Saturday Nov 16, 2024
Saturday, 10 September 2011 00:04 - - {{hitsCtrl.values.hits}}
Andrew Stahl
Paintings from most recent years have a fluttering quality seemingly poetic and visionary. Images from the mind, … a woman made like a big central vase, a black woman with plants and wings decorating the surface, black head white lips, white painting with blue placenta-ish plants, black figure with white rings on legs and yellow legs, Some men have wings some black plants have white flowers, it seems to celebrate difference.
Two black and white men facing each other surrounded by leaves nose to nose, many hands wings and tools. The ground is made expressively with strong colour and the figures are floated. Outlines - simple and flowing – I am reminded of Greek vases and Roman mural painting in the flatness and archetypal nature of the imagery. Their content seems formal as well as symbolic; the paintings are carefully constructed.
Why are the figures in Chaminda’s paintings black and white? Are they discussing divide, are they about reconciliation the bringing together of opposites? The juxtapositions are always beautiful and suggest light and shadow, privacy and the hidden world of the imagination.
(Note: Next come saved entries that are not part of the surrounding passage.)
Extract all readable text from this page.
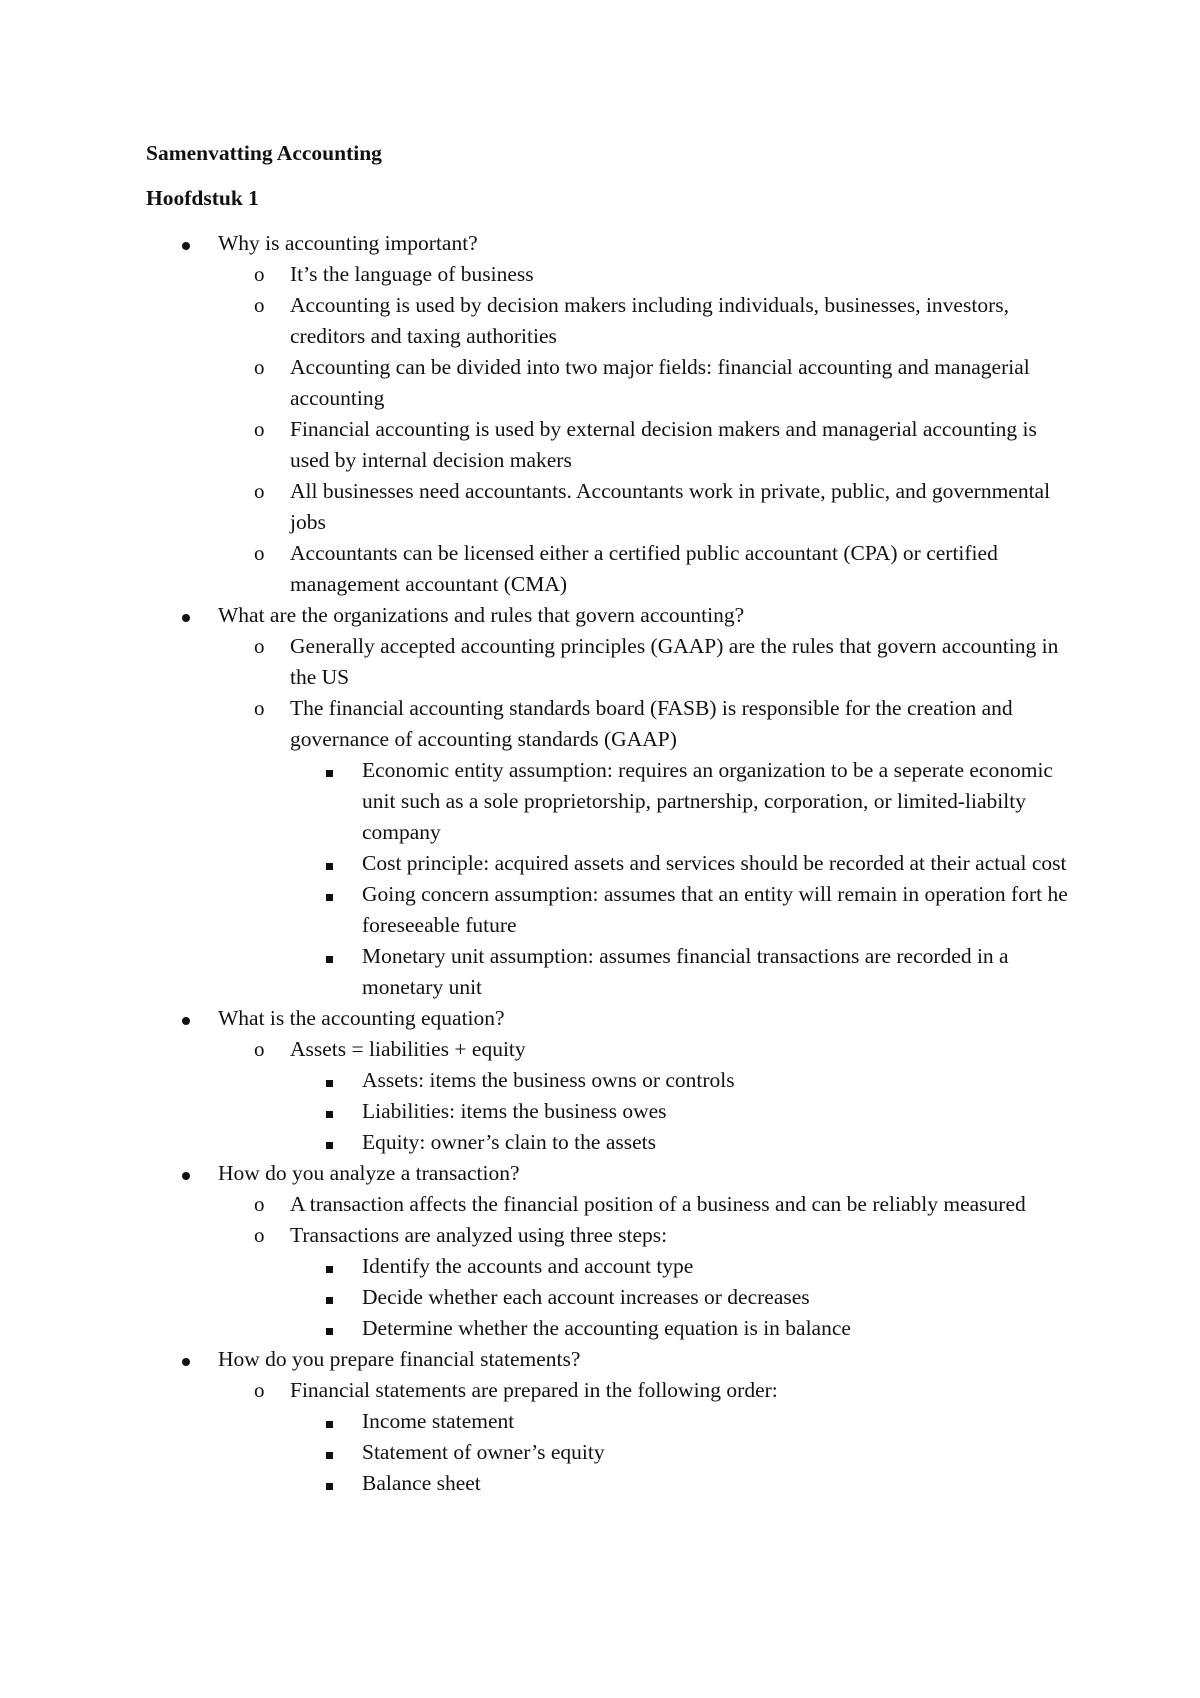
Samenvatting Accounting
Hoofdstuk 1
Why is accounting important?
o	It’s the language of business
o	Accounting is used by decision makers including individuals, businesses, investors, creditors and taxing authorities
o	Accounting can be divided into two major fields: financial accounting and managerial accounting
o	Financial accounting is used by external decision makers and managerial accounting is used by internal decision makers
o	All businesses need accountants. Accountants work in private, public, and governmental jobs
o	Accountants can be licensed either a certified public accountant (CPA) or certified management accountant (CMA)
What are the organizations and rules that govern accounting?
o	Generally accepted accounting principles (GAAP) are the rules that govern accounting in the US
o	The financial accounting standards board (FASB) is responsible for the creation and governance of accounting standards (GAAP)
Economic entity assumption: requires an organization to be a seperate economic unit such as a sole proprietorship, partnership, corporation, or limited-liabilty company
Cost principle: acquired assets and services should be recorded at their actual cost
Going concern assumption: assumes that an entity will remain in operation fort he foreseeable future
Monetary unit assumption: assumes financial transactions are recorded in a monetary unit
What is the accounting equation?
o	Assets = liabilities + equity
Assets: items the business owns or controls
Liabilities: items the business owes
Equity: owner’s clain to the assets
How do you analyze a transaction?
o	A transaction affects the financial position of a business and can be reliably measured
o	Transactions are analyzed using three steps:
Identify the accounts and account type
Decide whether each account increases or decreases
Determine whether the accounting equation is in balance
How do you prepare financial statements?
o	Financial statements are prepared in the following order:
Income statement
Statement of owner’s equity
Balance sheet
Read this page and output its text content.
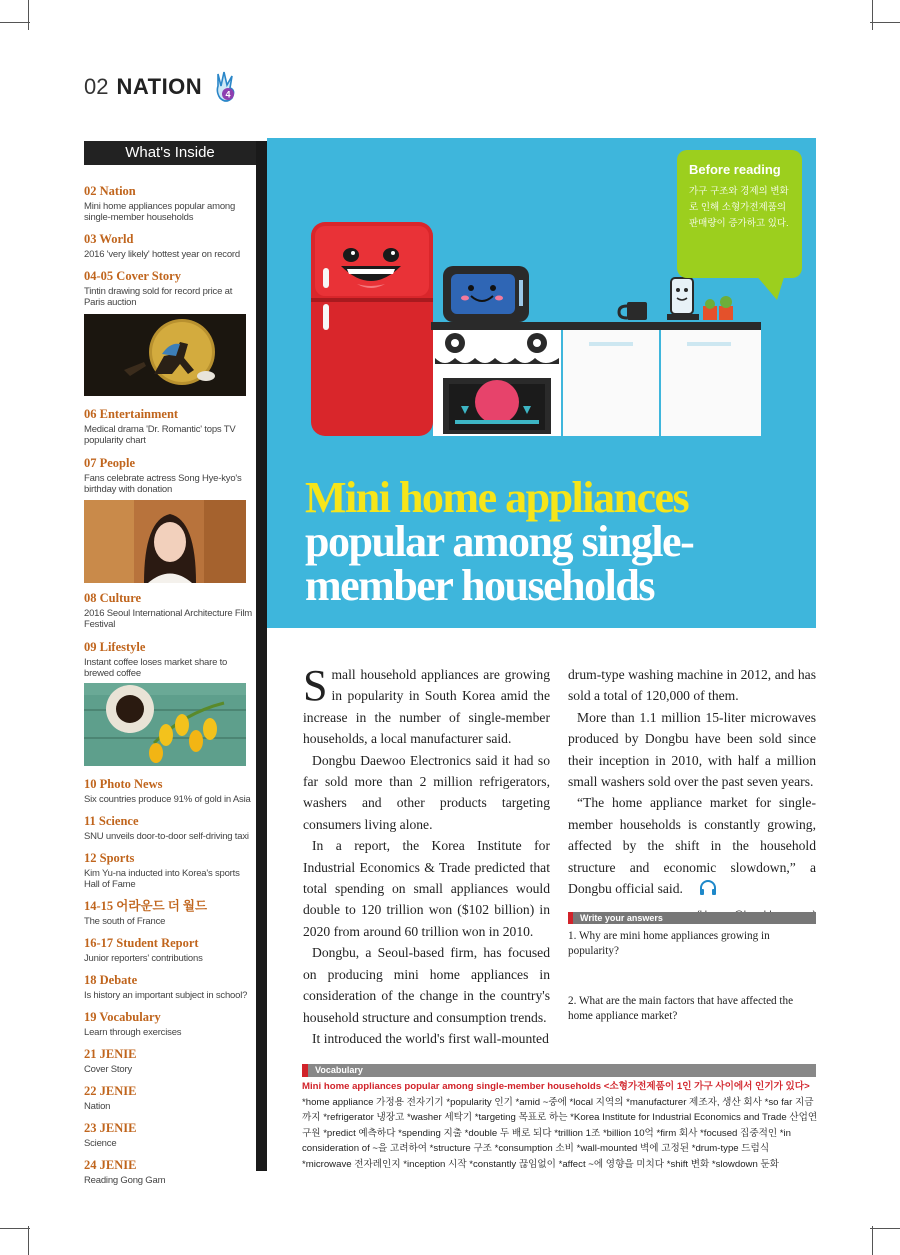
02 NATION	4
What's Inside
02 Nation
Mini home appliances popular among single-member households
03 World
2016 'very likely' hottest year on record
04-05 Cover Story
Tintin drawing sold for record price at Paris auction
06 Entertainment
Medical drama 'Dr. Romantic' tops TV popularity chart
07 People
Fans celebrate actress Song Hye-kyo's birthday with donation
08 Culture
2016 Seoul International Architecture Film Festival
09 Lifestyle
Instant coffee loses market share to brewed coffee
10 Photo News
Six countries produce 91% of gold in Asia
11 Science
SNU unveils door-to-door self-driving taxi
12 Sports
Kim Yu-na inducted into Korea's sports Hall of Fame
14-15 어라운드 더 월드
The south of France
16-17 Student Report
Junior reporters' contributions
18 Debate
Is history an important subject in school?
19 Vocabulary
Learn through exercises
21 JENIE
Cover Story
22 JENIE
Nation
23 JENIE
Science
24 JENIE
Reading Gong Gam
Before reading
가구 구조와 경제의 변화로 인해 소형가전제품의 판매량이 증가하고 있다.
Mini home appliances
popular among single-
member households

Small household appliances are growing in popularity in South Korea amid the increase in the number of single-member households, a local manufacturer said.

Dongbu Daewoo Electronics said it had so far sold more than 2 million refrigerators, washers and other products targeting consumers living alone.

In a report, the Korea Institute for Industrial Economics & Trade predicted that total spending on small appliances would double to 120 trillion won ($102 billion) in 2020 from around 60 trillion won in 2010.

Dongbu, a Seoul-based firm, has focused on producing mini home appliances in consideration of the change in the country's household structure and consumption trends.

It introduced the world's first wall-mounted

drum-type washing machine in 2012, and has sold a total of 120,000 of them.

More than 1.1 million 15-liter microwaves produced by Dongbu have been sold since their inception in 2010, with half a million small washers sold over the past seven years.

“The home appliance market for single-member households is constantly growing, affected by the shift in the household structure and economic slowdown,” a Dongbu official said.

Write your answers
1. Why are mini home appliances growing in popularity?
2. What are the main factors that have affected the home appliance market?
Vocabulary
Mini home appliances popular among single-member households <소형가전제품이 1인 가구 사이에서 인기가 있다> *home appliance 가정용 전자기기 *popularity 인기 *amid ~중에 *local 지역의 *manufacturer 제조자, 생산 회사 *so far 지금까지 *refrigerator 냉장고 *washer 세탁기 *targeting 목표로 하는 *Korea Institute for Industrial Economics and Trade 산업연구원 *predict 예측하다 *spending 지출 *double 두 배로 되다 *trillion 1조 *billion 10억 *firm 회사 *focused 집중적인 *in consideration of ~을 고려하여 *structure 구조 *consumption 소비 *wall-mounted 벽에 고정된 *drum-type 드럼식 *microwave 전자레인지 *inception 시작 *constantly 끊임없이 *affect ~에 영향을 미치다 *shift 변화 *slowdown 둔화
They also sometimes contain sharp edged implements and jagged plants, suggesting weapons, spears and barbed fences. It would be easy to over-interpret these paintings, reading then as symbolic in a literal manner. Their interpretation is ambiguous enough to be left to the viewer.
The surfaces of the latest paintings are covered in train tickets that are used as the ground for the p inting. This interruption of the surface (which happens in some of the other work) is a reminder of material reality, the long history of collage is evoked, a harsh reminder that the dream world is a world you wake up from. Or is it about the journey the dreaming journey where you can project your imagination on anything - the power of art and the imagination to transform anything and everything. This is a wake up call to materiality and to today’s world.
Double interpretation, black and white, beautiful and harsh, expressive ground and delicate formal figure placements, material and illusion - it is a world of opposites. This swinging ambiguity seems to be at the root of Chaminda’s beautiful paintings, he permits the material to bring his art like all good art firmly into the real world.
I believe that even in the late 90’s when I first knew his work, materiality of the surface, the stuff of paint and touch were at the heart of Chaminda’s paintings.
He includes doubt. His brilliant use of material and imagery is not allowed to overwhelm - everything is in balance. The references are universal to painting and the discourse is transcultural.
Chaminda Gamage’s exhibition of paintings and installations, which was launched at the Barefoot Gallery on 8 September, can be viewed until 30 September.